Dito isso, essa é a perspectiva que te ofereço enquanto homem trans. Eu acho que seria muito mais benéfico se uma mulher trans ou travesti pudesse participar desse diálogo, já que eu não possuo essa vivência e não é meu local de fala. Abraços!
nicholas, o que estou relatando é caso de transmisoginia sim, e como eu disse, com conhecimento de causa.
tenho uma amiga mulher cis que é vitima diaria de transfobia, nua e crua. ela é chamada de traveco diariamente, assediada por homens que querem “conferir” se ela é homem ou mulher, ja jogaram copo de cerveja nela quando ela passava em porta de bar achando que ela era travesti, ja foi quase expulsa de banheiro por acharem que nao é mulher, etc etc. esse eh so um resumo do que ela passa.

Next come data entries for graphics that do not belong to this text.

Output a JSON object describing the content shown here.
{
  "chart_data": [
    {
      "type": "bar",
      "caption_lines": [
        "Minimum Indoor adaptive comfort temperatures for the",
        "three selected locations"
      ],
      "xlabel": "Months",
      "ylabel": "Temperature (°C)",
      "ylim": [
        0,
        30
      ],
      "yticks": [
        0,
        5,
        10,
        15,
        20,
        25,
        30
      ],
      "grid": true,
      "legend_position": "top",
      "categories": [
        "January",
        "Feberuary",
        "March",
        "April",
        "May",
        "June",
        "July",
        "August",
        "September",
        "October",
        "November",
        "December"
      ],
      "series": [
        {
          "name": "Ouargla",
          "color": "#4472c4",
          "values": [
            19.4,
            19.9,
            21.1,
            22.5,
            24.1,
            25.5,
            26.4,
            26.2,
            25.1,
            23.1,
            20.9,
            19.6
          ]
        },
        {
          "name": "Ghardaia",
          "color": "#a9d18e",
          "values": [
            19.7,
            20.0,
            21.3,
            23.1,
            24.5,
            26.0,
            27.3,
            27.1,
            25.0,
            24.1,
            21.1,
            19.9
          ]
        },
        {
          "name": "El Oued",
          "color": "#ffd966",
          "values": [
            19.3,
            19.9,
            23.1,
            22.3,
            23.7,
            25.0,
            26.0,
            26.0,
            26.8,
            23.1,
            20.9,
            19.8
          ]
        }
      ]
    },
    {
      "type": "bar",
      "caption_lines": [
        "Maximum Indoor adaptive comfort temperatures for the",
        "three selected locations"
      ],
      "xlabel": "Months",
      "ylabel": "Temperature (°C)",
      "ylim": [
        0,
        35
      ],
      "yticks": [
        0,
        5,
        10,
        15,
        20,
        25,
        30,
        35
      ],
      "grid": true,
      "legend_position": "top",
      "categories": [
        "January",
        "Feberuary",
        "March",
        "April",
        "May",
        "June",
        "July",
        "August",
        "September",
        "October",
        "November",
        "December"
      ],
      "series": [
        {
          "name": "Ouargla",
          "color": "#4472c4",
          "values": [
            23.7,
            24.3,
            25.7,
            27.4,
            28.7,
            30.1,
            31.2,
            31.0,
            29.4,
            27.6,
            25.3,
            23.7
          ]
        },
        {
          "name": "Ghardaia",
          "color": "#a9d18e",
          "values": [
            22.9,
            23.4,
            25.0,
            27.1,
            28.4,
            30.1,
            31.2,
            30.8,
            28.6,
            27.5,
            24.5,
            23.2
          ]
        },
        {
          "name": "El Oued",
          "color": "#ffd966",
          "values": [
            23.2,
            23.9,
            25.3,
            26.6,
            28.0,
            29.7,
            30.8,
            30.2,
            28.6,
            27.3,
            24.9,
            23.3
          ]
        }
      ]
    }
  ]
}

e ela sofre transfobia inclusive de mulheres cis.
se tudo isso é apenas dano colateral, entao o que seriam os danos diretos?
Oi Camila,
Como eu disse, não nego o dano, mas ele é colateral porque se soubessem do status cis da mulher em questão as violências não ocorreriam. Novamente, é uma violência cuja intenção é atingir mulheres trans e travestis, e peço que em comentários subsequentes você evite utilizar termos transmisóginos (pode referenciá-los exatamente assim: termos transmisóginos) porque eles podem machucar quem está lendo. Existem diversas violências que só atingem pessoas trans, como: não ter acesso a documentação apropriada; não ter acesso a emprego ou inserção institucional; não poder ir ao médico sem ter de se preocupar com ele respeitar seu nome social, te agredir ou te expulsar se seu status trans ou travesti for descoberto; ser expulsa de casa pela família porque se é trans ou travesti; ser assassinada pelo seu cônjuge por ser trans ou travesti, e ter um sistema legal que aceita a justificativa de “pânico trans” para o seu assassinato; ter a mídia usar seu nome original de registro após a sua morte quando noticiar a mesma; etc. Esses são alguns exemplos de exclusão trans-específica que me vem à mente, mas como eu disse antes, uma mulher trans ou travesti poderia contribuir muito mais para essa discussão do que eu.
nicholas,
nao vejo em quê os termos que eu usei poderiam machucar alguem, pois nao estou ofendendo ninguem. estou narrando uma experiencia. nao é assim que se faz militância, tentando cercear a liberdade de expressao, ainda mais num blog.
a opçao que vc tem é de excluir e nao aceitar meus comentarios, mas determinar o que e como eu devo escrever, vai um pouco além. sou mulher trans e apenas estou dividindo minha experiencia.
o inimigo a ser combatido é outro.
prometo que é a ultima vez que leio seu blog e escrevo nele. nem precisa aceitar o comentario.
boa sorte.
Olá,
Li pela primeira vez hoje o teu blogue, gostei deste post. É um assunto que me debato frequentemente (faço uma referencia pessoal no meu blogue: http://www.overdestiny.com/ser-confundivel/).
Ser confundível, para muitxs, passa a ser um objectivo necessário para que possam usufruir de uma vida mais estável e de menor agressão (física ou psicológica).